In Cheek, the Seventh Circuit again expounded on the lay witness/expert witness distinction – this time reviewing the testimony of an FBI agent who testified about the meaning of “code words” used by drug dealers on intercepted telephone calls. The court concluded that the agent’s testimony was permissible lay testimony because it was based on personal knowledge obtained during the investigation in question. But the court went on to note that it would be expert testimony had the agent testified from expertise derived from his involvement in other investigations.
The Cheek case is also notable for how the parties used transcripts of these telephone calls during trial. The government put together transcripts that included bracketed language substituting the agent’s understanding of the “code words” for the words actually used. The defendant objected to the agent’s understanding of those “code words,” but otherwise did not object to the introduction of the transcripts into evidence – or to letting the transcripts go back with the jury during deliberations. On appeal, the defendant changed course, and citing authority from the Seventh Circuit, challenged the jury’s right to use the transcripts during deliberations. The Court, however, found no error, given the defendant’s failure to object at trial.
Despite the ultimate result, the discussion in Cheek is a good reminder that transcripts are not necessarily admissible (and typically inadmissible) as evidence at trial, even if they are used during trial as demonstrative exhibits.

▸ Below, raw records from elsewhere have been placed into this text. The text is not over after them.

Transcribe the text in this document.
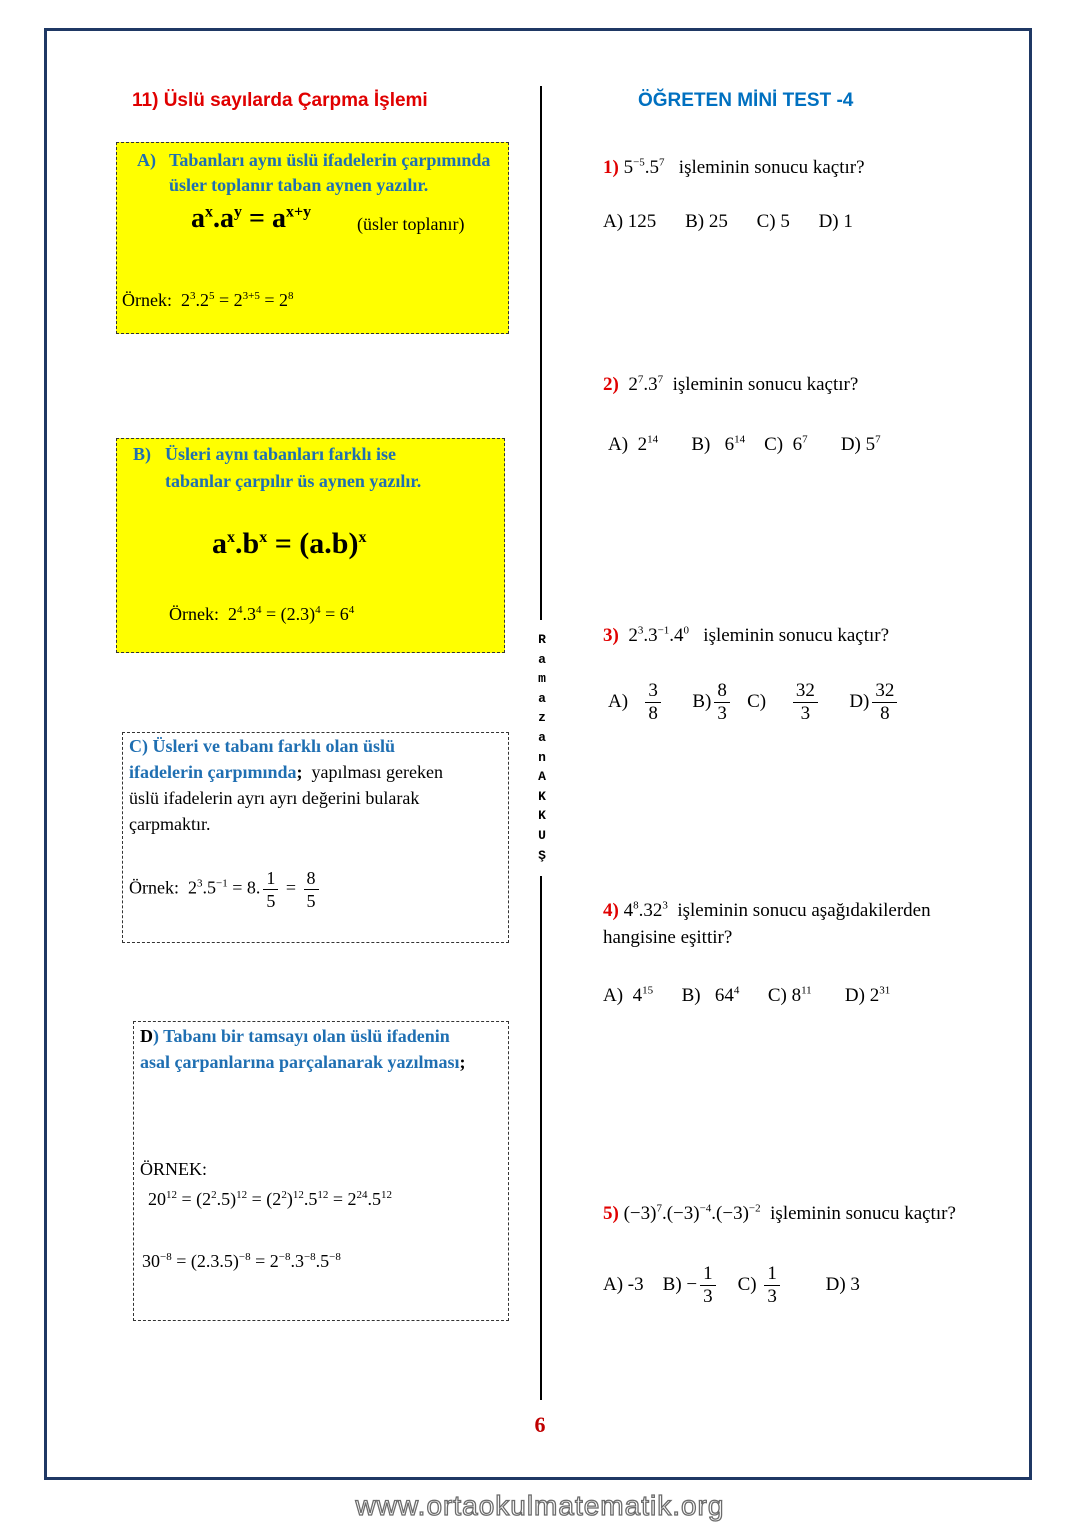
11) Üslü sayılarda Çarpma İşlemi	ÖĞRETEN MİNİ TEST -4
R
a
m
a
z
a
n
A
K
K
U
Ş
A) Tabanları aynı üslü ifadelerin çarpımında
üsler toplanır taban aynen yazılır.
$a^x.a^y = a^{x+y}$
(üsler toplanır)
Örnek:  $2^3.2^5 = 2^{3+5} = 2^8$
B) Üsleri aynı tabanları farklı ise
tabanlar çarpılır üs aynen yazılır.
$a^x.b^x = (a.b)^x$
Örnek:  $2^4.3^4 = (2.3)^4 = 6^4$
C) Üsleri ve tabanı farklı olan üslü
ifadelerin çarpımında; yapılması gereken
üslü ifadelerin ayrı ayrı değerini bularak
çarpmaktır.
Örnek:  $2^3.5^{-1} = 8$. $\frac{1}{5} = \frac{8}{5}$
D) Tabanı bir tamsayı olan üslü ifadenin
asal çarpanlarına parçalanarak yazılması;
ÖRNEK:
$20^{12} = (2^2.5)^{12} = (2^2)^{12}.5^{12} = 2^{24}.5^{12}$
$30^{-8} = (2.3.5)^{-8} = 2^{-8}.3^{-8}.5^{-8}$
1) $5^{-5}.5^7$ işleminin sonucu kaçtır?
A) 125 B) 25 C) 5 D) 1
2)  $2^7.3^7$ işleminin sonucu kaçtır?
A)  $2^{14}$ B)   $6^{14}$ C)  $6^7$ D) $5^7$
3)  $2^3.3^{-1}.4^0$ işleminin sonucu kaçtır?
$A) \frac{3}{8} B) \frac{8}{3} C) \frac{32}{3} D) \frac{32}{8}$
4) $4^8.32^3$ işleminin sonucu aşağıdakilerden
hangisine eşittir?
A)  $4^{15}$ B)   $64^4$ C) $8^{11}$ D) $2^{31}$
5) $(-3)^7.(-3)^{-4}.(-3)^{-2}$ işleminin sonucu kaçtır?
A) -3 $B) - \frac{1}{3} C) \frac{1}{3} D$) 3
6
www.ortaokulmatematik.org
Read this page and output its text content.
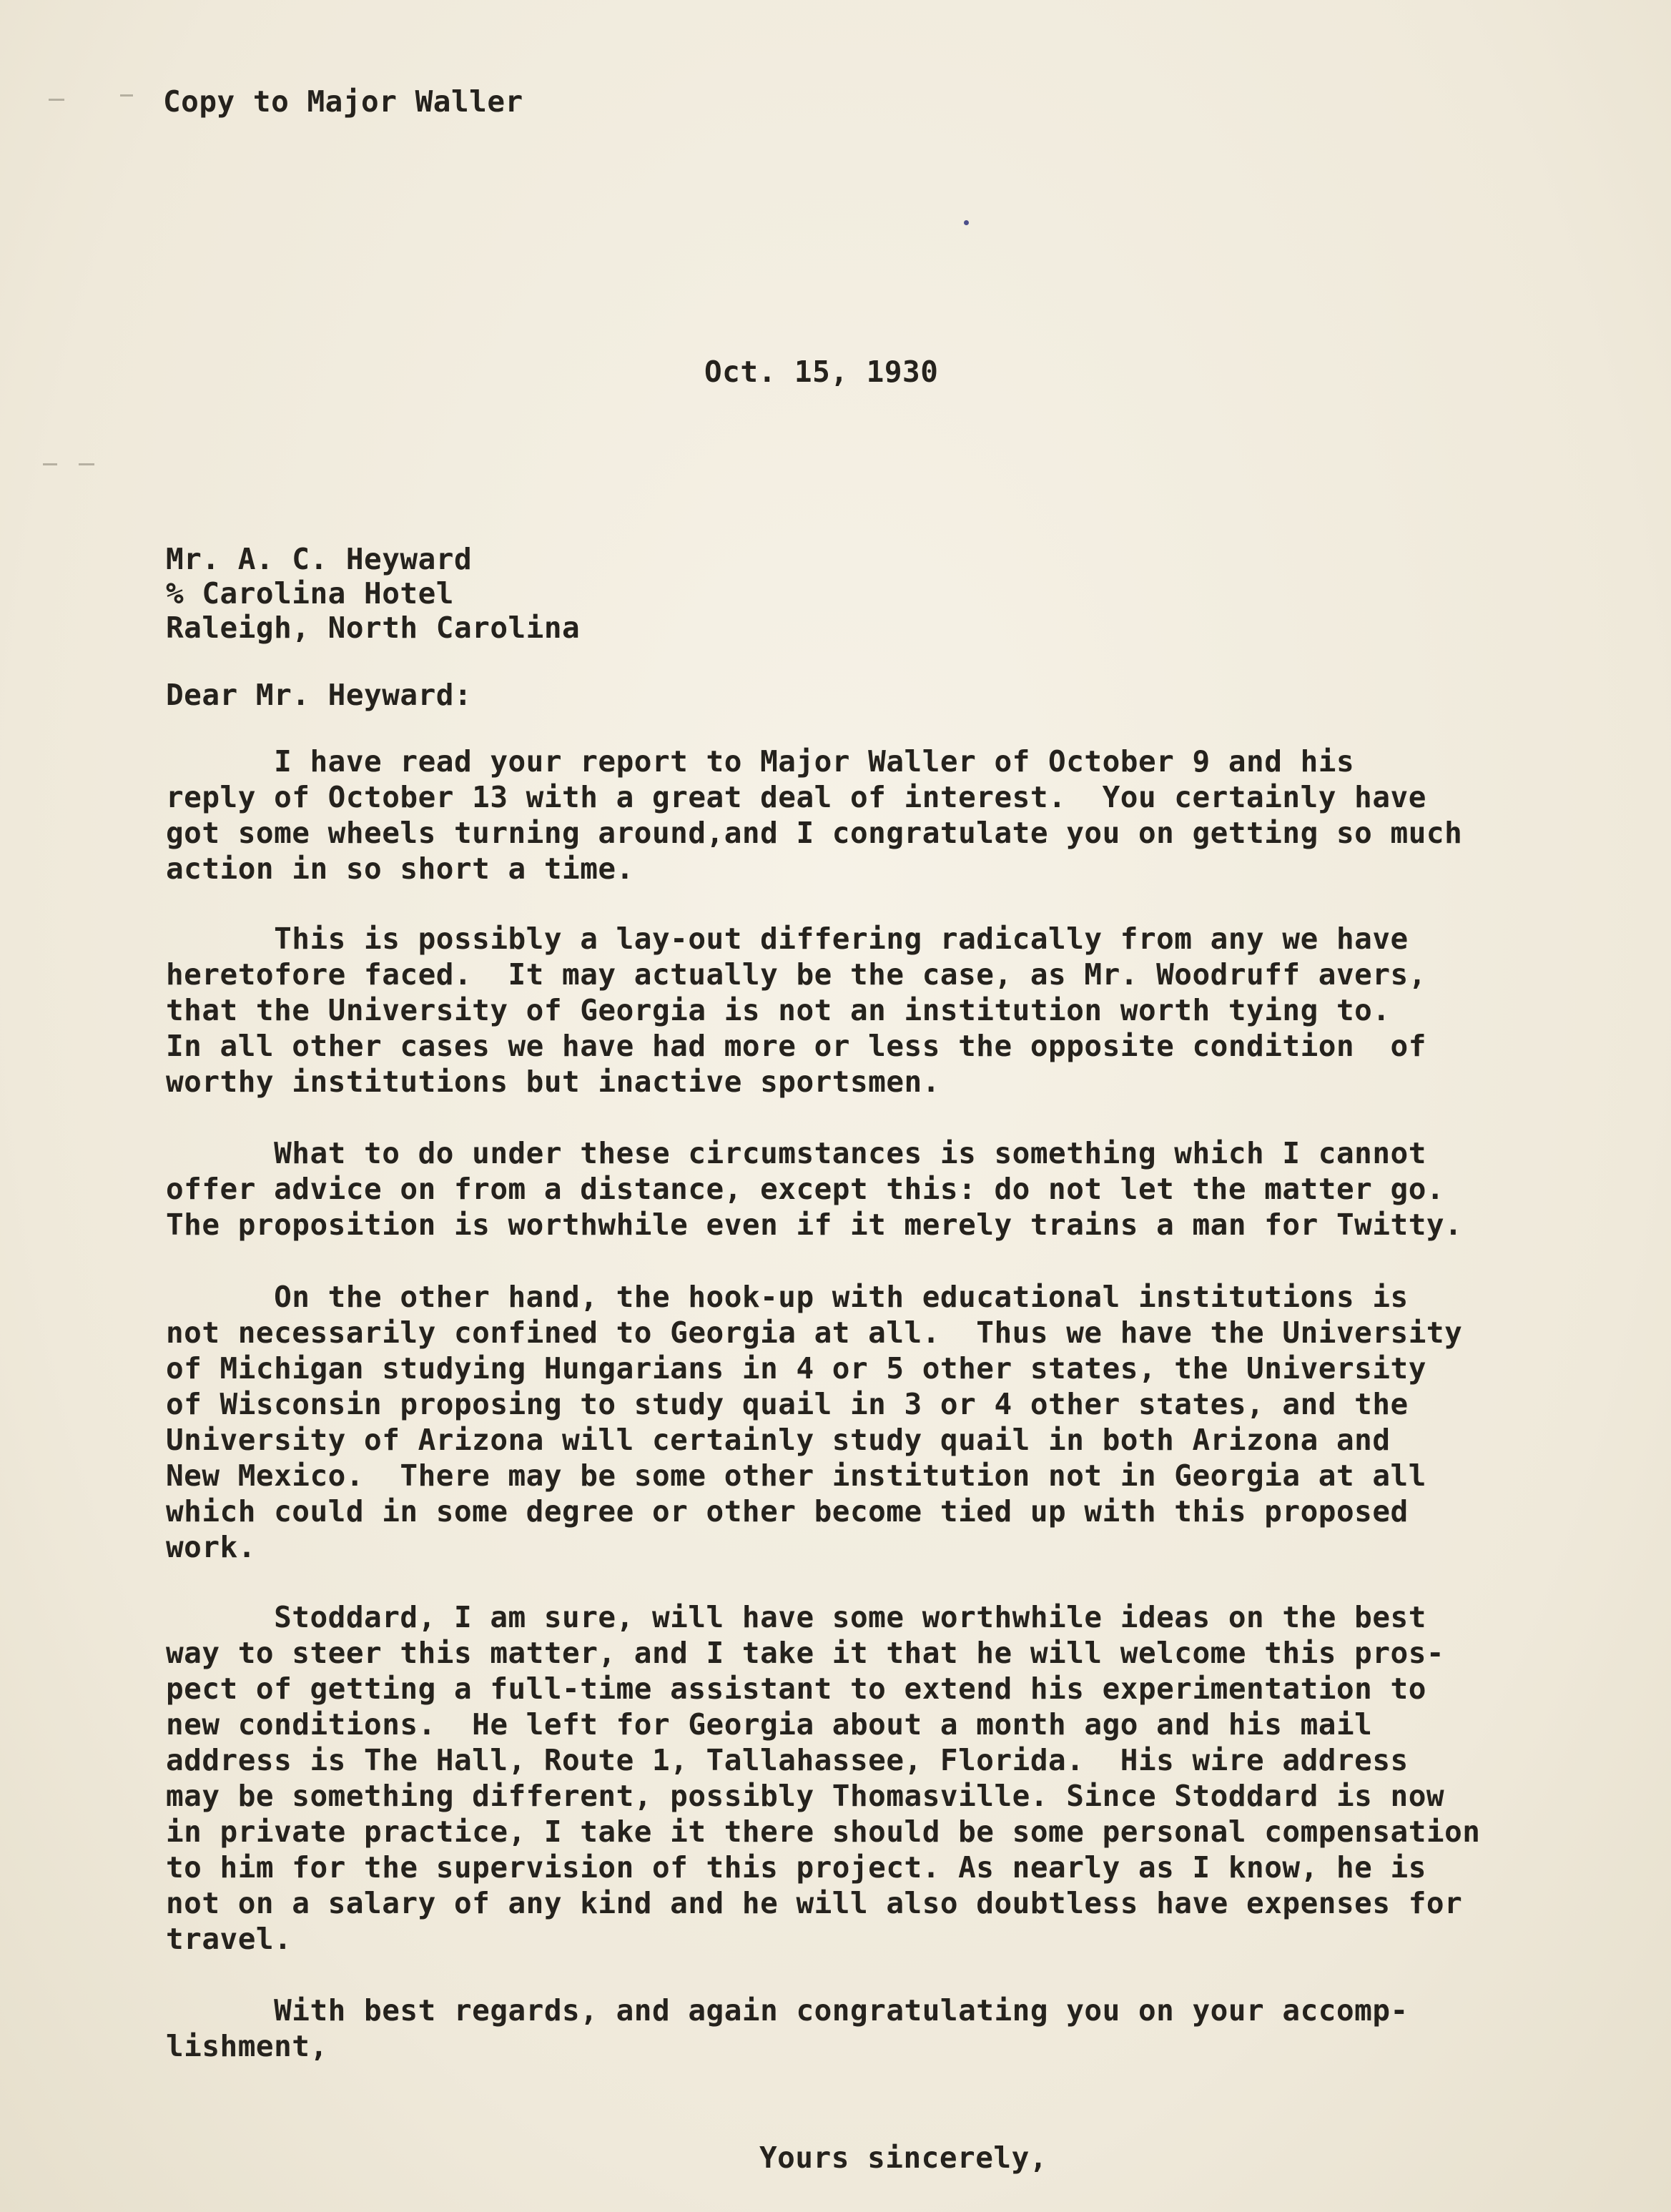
Copy to Major Waller
Oct. 15, 1930
Mr. A. C. Heyward
% Carolina Hotel
Raleigh, North Carolina
Dear Mr. Heyward:
I have read your report to Major Waller of October 9 and his
reply of October 13 with a great deal of interest.  You certainly have
got some wheels turning around,and I congratulate you on getting so much
action in so short a time.
This is possibly a lay-out differing radically from any we have
heretofore faced.  It may actually be the case, as Mr. Woodruff avers,
that the University of Georgia is not an institution worth tying to.
In all other cases we have had more or less the opposite condition  of
worthy institutions but inactive sportsmen.
What to do under these circumstances is something which I cannot
offer advice on from a distance, except this: do not let the matter go.
The proposition is worthwhile even if it merely trains a man for Twitty.
On the other hand, the hook-up with educational institutions is
not necessarily confined to Georgia at all.  Thus we have the University
of Michigan studying Hungarians in 4 or 5 other states, the University
of Wisconsin proposing to study quail in 3 or 4 other states, and the
University of Arizona will certainly study quail in both Arizona and
New Mexico.  There may be some other institution not in Georgia at all
which could in some degree or other become tied up with this proposed
work.
Stoddard, I am sure, will have some worthwhile ideas on the best
way to steer this matter, and I take it that he will welcome this pros-
pect of getting a full-time assistant to extend his experimentation to
new conditions.  He left for Georgia about a month ago and his mail
address is The Hall, Route 1, Tallahassee, Florida.  His wire address
may be something different, possibly Thomasville. Since Stoddard is now
in private practice, I take it there should be some personal compensation
to him for the supervision of this project. As nearly as I know, he is
not on a salary of any kind and he will also doubtless have expenses for
travel.
With best regards, and again congratulating you on your accomp-
lishment,
Yours sincerely,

And certainly the inclusion of one witness’s understanding of terms used in a recorded conversation (by the inclusion of the bracketed language) would be a basis to object to the admission of the transcripts in almost any instance. As the government increases its use of recorded evidence in white collar prosecutions, defense attorneys must be vigilant at trial to protect against the improper use of those transcripts – or later come to regret it.